Late in the fourth quarter Dick Thornton, a great two-way player who had already made a fantastic reception, intercepted a Calgary pass and returned it to the Stampeder 11-yard line. Theismann, now back in the game, handed the ball off to Leon McQuay, the Argonauts' star running back. As McQuay cut left, he promptly slipped on the soggy turf and fumbled the ball, which was recovered by Stampeder Reggie Holmes. To this day, there is still some dispute about this play, as McQuay dropped the ball when his elbow hit the ground and he had not been contacted by a Stampeder defender, thus bringing up the football adage that "the ground can't cause a fumble."

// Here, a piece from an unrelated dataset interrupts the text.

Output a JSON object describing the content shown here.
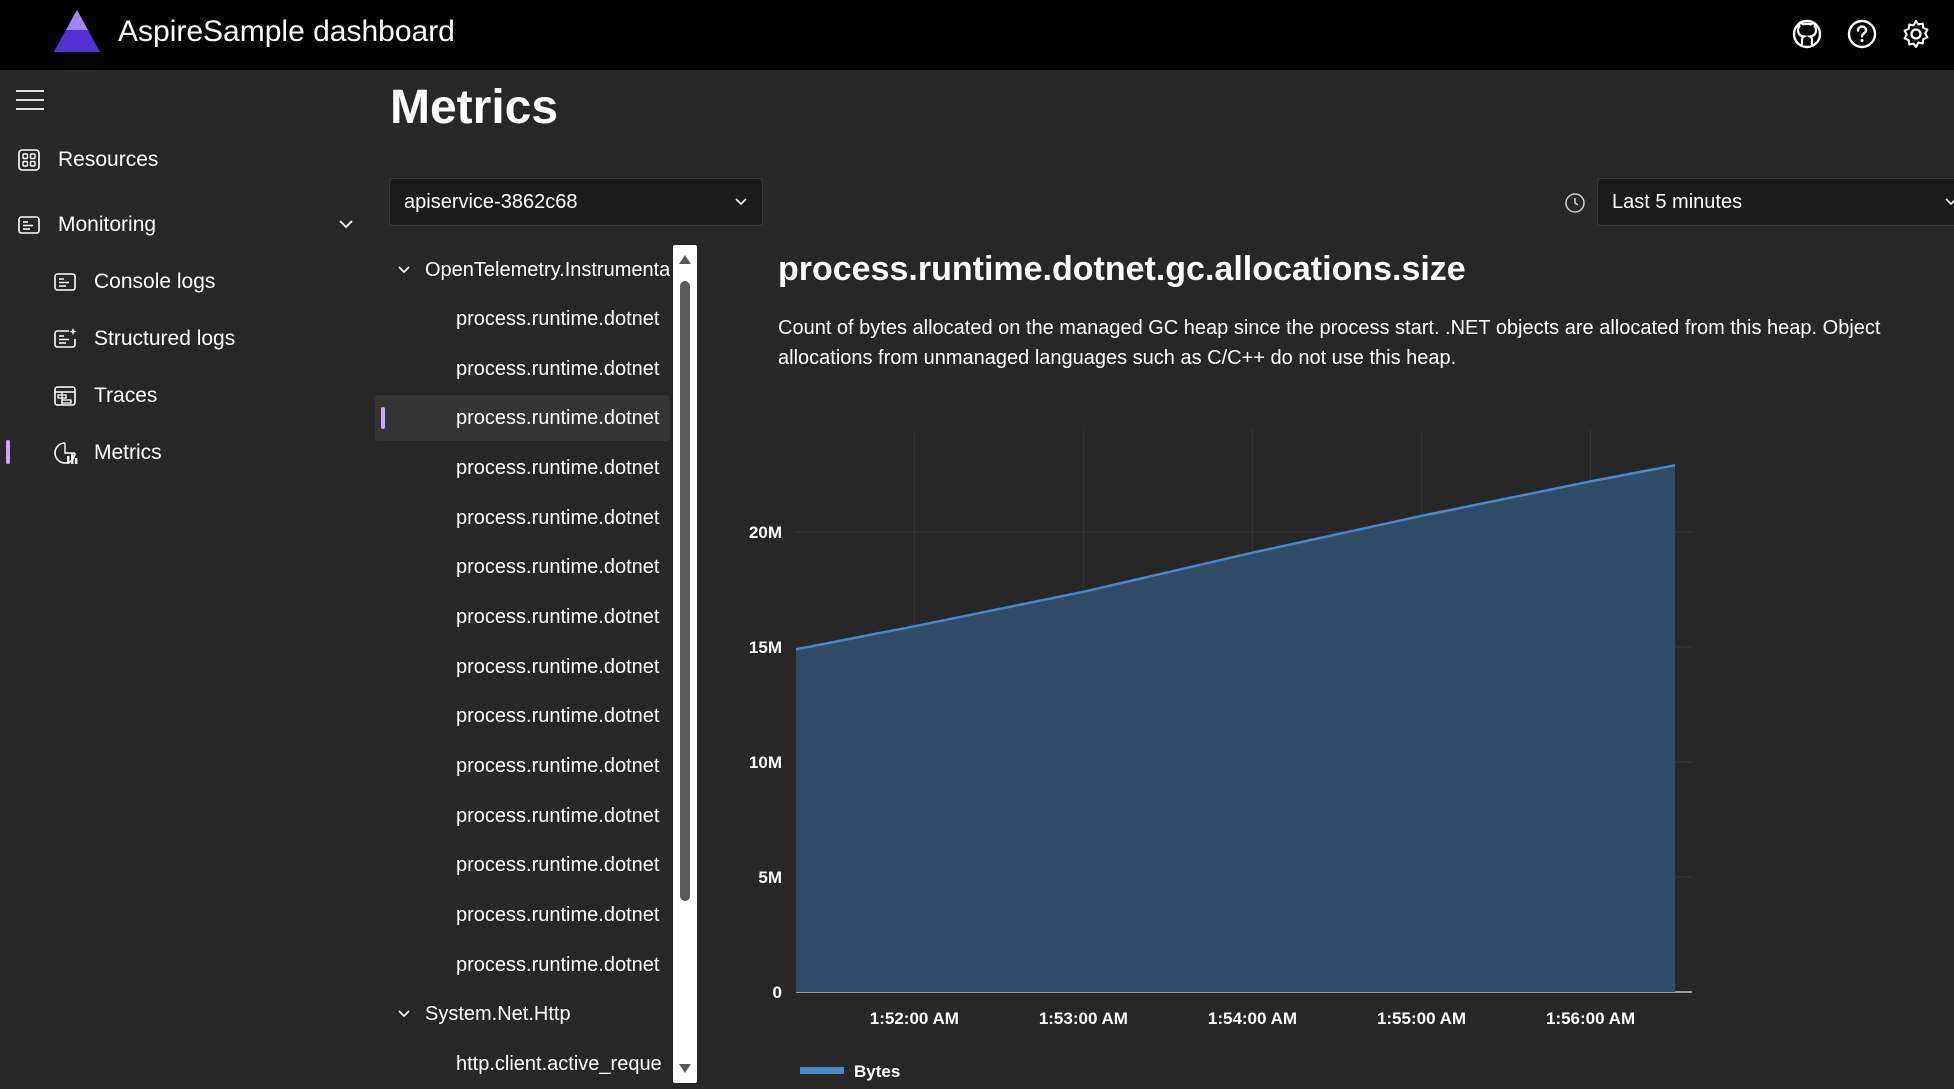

Nevertheless, Toronto still had a chance to pull out a victory. With 1:53 left in the game and Calgary deep in their own end, they punted on third down. Argo returner Harry Abofs, in an effort to capture the wet ball, accidentally kicked it out of bounds while reaching down. CFL rules state that when a ball is kicked out of bounds, possession goes to the opposing team, thus giving Calgary possession once again. Had Abofs knocked the ball out of bounds with his hand, Toronto would have had one last offensive series. Instead, Calgary ran out the clock and captured the 1971 Grey Cup.

==Legacy==
Argonaut coach Leo Cahill, who won the 1971 Coach of the Year award, would later say, "When Leon (McQuay) slipped, I fell." He was fired in 1972 after the team, beset by injuries, stumbled to a 3-11 finish. He would return to coach the Argos in 1977, but was fired midway through the 1978 season.

Jim Silye was later a Member of Parliament for Calgary.

Dick Suderman, the first recipient of the newly created Most Valuable Canadian award for the game, died the following year and the trophy was renamed in his honour.

The 1971 Argonaut team was the focus of an episode of Engraved on a Nation.

This was the first Grey Cup game to be played on a Sunday on a permanent basis; the first such game to be played in full on a Sunday came two years earlier.